Retail sales in May fell at a greater rate than what economists predicted. But a closer look reveals a somewhat encouraging economic snapshot.
Why it matters: Consumer spending accounts for about 68% of GDP. So, the trajectory of retail sales acts as a rough proxy for the direction of the economy.
By the numbers: According to the Census Bureau, total retail sales fell by 1.3% month over month in May, which was slightly worse than the 0.8% decline estimated by economists.
Yes, but: The prior two month’s numbers were revised up significantly.

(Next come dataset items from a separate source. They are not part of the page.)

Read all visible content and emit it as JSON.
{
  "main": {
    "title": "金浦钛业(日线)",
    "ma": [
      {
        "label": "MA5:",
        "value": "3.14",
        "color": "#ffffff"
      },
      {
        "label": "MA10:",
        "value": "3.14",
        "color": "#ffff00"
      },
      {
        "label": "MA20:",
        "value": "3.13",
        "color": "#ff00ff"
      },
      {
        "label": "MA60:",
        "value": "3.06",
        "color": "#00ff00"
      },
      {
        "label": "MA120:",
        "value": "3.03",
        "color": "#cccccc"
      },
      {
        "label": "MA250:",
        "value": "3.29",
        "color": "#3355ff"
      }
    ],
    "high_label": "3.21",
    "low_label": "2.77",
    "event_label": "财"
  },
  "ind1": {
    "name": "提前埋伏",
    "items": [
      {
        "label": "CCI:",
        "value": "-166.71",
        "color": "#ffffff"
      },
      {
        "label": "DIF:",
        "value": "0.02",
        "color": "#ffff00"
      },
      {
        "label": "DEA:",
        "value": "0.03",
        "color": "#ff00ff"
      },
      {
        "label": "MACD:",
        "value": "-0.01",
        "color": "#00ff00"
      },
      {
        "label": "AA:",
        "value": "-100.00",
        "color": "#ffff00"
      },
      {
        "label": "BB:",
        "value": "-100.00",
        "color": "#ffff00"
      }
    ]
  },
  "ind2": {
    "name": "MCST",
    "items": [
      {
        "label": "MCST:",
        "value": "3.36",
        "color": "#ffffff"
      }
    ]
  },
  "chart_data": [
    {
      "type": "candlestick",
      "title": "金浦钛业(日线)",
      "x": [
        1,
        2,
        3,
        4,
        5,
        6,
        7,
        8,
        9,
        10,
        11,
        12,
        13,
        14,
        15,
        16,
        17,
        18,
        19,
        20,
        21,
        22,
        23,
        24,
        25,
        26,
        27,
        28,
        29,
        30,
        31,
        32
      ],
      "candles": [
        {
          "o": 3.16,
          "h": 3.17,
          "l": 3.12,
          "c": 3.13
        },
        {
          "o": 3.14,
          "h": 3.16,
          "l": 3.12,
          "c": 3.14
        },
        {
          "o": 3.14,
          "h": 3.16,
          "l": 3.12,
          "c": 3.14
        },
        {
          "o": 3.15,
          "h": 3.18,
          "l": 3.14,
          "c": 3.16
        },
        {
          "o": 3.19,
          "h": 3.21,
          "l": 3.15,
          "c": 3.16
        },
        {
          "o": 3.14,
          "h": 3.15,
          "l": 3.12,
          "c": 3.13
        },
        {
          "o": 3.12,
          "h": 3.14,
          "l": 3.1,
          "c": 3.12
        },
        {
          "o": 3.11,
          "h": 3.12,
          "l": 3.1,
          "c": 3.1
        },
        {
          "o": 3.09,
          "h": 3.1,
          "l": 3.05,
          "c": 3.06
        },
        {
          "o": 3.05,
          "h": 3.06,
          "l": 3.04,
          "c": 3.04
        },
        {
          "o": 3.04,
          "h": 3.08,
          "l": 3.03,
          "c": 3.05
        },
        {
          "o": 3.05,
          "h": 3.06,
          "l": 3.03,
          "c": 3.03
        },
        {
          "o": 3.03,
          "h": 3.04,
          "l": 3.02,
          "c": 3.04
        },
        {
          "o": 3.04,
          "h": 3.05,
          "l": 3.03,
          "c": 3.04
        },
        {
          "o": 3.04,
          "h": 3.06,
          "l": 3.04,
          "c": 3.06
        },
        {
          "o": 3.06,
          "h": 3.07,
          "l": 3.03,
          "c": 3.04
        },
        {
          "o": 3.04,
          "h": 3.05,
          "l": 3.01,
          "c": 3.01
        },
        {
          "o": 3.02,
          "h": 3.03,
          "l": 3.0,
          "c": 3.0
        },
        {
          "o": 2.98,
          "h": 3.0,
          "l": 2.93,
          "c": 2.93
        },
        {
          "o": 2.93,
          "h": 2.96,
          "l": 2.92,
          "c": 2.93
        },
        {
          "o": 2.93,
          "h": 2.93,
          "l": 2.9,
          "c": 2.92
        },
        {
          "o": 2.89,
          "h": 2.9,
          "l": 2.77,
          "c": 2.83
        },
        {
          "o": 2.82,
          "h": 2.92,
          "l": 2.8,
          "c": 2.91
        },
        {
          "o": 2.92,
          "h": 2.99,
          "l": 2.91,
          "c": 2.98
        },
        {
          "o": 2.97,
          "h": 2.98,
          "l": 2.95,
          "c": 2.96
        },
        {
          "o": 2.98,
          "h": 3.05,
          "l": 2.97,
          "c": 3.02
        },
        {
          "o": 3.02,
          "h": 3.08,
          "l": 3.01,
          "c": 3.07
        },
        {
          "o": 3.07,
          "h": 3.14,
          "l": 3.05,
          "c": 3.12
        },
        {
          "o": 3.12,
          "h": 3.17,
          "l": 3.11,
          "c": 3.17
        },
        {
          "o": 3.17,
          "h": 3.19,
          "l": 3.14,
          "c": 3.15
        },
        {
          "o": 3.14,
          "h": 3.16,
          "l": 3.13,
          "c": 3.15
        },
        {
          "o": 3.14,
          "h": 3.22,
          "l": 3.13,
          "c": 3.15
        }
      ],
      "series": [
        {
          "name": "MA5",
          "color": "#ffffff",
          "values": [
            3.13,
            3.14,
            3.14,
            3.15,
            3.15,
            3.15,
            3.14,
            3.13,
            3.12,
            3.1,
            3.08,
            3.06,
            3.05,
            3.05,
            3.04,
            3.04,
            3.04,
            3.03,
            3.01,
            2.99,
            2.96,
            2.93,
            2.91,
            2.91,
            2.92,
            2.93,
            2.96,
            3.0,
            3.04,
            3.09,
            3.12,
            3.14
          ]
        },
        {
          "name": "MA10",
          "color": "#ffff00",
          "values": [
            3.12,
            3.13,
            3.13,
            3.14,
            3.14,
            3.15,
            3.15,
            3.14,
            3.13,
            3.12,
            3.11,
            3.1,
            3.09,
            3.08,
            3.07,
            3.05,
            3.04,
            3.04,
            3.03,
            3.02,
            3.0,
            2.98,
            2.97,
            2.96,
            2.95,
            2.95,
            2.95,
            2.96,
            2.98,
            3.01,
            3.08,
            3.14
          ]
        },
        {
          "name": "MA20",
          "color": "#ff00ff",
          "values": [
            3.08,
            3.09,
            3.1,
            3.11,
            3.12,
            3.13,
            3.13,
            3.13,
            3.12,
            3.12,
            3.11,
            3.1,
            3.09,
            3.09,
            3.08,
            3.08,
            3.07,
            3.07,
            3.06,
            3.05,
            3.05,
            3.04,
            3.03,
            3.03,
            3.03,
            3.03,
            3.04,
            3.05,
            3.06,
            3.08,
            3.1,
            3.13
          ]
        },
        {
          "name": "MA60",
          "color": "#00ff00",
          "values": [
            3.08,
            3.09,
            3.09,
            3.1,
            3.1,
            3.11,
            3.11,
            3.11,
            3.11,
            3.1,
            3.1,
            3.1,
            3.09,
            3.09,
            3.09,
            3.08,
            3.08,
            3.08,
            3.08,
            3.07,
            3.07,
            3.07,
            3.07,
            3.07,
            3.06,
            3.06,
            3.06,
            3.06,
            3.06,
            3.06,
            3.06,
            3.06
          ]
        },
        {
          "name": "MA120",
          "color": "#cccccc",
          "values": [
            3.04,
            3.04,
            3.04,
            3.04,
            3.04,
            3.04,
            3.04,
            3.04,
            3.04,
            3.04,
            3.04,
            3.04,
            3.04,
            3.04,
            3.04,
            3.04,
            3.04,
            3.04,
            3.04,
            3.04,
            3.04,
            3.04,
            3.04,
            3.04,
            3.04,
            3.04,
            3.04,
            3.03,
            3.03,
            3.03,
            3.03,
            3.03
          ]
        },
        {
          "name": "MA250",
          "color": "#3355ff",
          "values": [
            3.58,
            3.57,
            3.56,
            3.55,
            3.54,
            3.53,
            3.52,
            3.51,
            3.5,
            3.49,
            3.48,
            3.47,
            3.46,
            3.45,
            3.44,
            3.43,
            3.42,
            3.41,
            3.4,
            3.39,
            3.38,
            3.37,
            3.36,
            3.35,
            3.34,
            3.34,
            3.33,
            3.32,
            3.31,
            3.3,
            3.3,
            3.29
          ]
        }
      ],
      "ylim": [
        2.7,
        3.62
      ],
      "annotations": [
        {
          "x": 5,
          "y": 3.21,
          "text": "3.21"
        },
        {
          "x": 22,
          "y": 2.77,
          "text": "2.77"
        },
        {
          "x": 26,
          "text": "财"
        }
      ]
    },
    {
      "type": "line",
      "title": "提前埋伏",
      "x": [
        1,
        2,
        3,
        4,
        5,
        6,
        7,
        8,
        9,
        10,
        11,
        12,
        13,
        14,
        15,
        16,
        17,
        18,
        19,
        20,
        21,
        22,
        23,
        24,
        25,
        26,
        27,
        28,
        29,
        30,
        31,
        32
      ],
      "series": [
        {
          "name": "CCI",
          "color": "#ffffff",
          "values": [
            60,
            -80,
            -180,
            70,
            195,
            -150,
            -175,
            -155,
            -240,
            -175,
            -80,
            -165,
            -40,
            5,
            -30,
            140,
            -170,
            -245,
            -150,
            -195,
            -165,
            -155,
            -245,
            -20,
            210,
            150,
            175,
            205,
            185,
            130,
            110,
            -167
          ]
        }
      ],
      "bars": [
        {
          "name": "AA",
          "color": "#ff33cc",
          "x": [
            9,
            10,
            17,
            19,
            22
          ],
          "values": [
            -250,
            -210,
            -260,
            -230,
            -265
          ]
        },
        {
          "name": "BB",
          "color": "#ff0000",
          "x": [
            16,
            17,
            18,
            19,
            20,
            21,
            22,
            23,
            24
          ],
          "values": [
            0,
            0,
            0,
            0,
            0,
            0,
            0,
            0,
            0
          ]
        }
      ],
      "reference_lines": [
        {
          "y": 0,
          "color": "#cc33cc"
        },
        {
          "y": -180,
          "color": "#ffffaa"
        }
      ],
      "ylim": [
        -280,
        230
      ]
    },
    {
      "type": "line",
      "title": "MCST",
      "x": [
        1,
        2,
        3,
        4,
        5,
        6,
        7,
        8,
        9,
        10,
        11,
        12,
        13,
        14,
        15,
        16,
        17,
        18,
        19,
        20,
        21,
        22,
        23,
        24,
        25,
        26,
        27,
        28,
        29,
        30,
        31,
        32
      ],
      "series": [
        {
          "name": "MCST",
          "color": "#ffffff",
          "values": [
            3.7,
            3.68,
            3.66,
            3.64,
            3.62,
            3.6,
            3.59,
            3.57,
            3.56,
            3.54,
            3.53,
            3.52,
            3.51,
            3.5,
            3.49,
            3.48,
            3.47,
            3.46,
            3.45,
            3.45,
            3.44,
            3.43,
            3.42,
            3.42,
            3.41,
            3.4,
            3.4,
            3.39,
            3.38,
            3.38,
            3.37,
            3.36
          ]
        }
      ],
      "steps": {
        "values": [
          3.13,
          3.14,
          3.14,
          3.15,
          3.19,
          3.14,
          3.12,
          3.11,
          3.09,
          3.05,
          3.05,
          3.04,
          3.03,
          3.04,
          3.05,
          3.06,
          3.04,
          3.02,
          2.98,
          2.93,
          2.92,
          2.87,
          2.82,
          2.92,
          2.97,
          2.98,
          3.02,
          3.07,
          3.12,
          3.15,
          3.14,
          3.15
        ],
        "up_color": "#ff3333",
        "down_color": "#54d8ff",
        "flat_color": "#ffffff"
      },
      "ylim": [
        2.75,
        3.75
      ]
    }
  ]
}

April retail sales actually grew 0.9% month over month, a big change from an initial print that showed no growth.
- "Large upward revisions to April data means that the consumer pulse remains vibrant with headline & core retail sales still 18% above their pre-pandemic level!" Oxford Economics’ Gregory Daco exclaimed on Twitter.
Between the lines: Examining the makeup of the numbers reflects an economy going through a ton of change as consumers emerge from their homes and do stuff.
- Clothing sales were up 3%. Sales at restaurants and bars were up 1.8%.
- Meanwhile, durable goods that don’t leave the house — furniture, electronics, appliances, building materials — saw sales declines.
The intrigue: The economic shutdown of 2020 and the subsequent reopening are unprecedented, making it incredibly difficult to get a good measurement of the economy as it regains its legs.
- This is reflected by the substantial revisions to the historical retail sales figures. Economists face similar challenges in their forecasts.
The bottom line: Monthly readings on consumer behavior will remain very noisy as the effects of stimulus checks wear off and the growing population of vaccinated Americans shifts its spending patterns. But longer-term trends point to robust retail activity.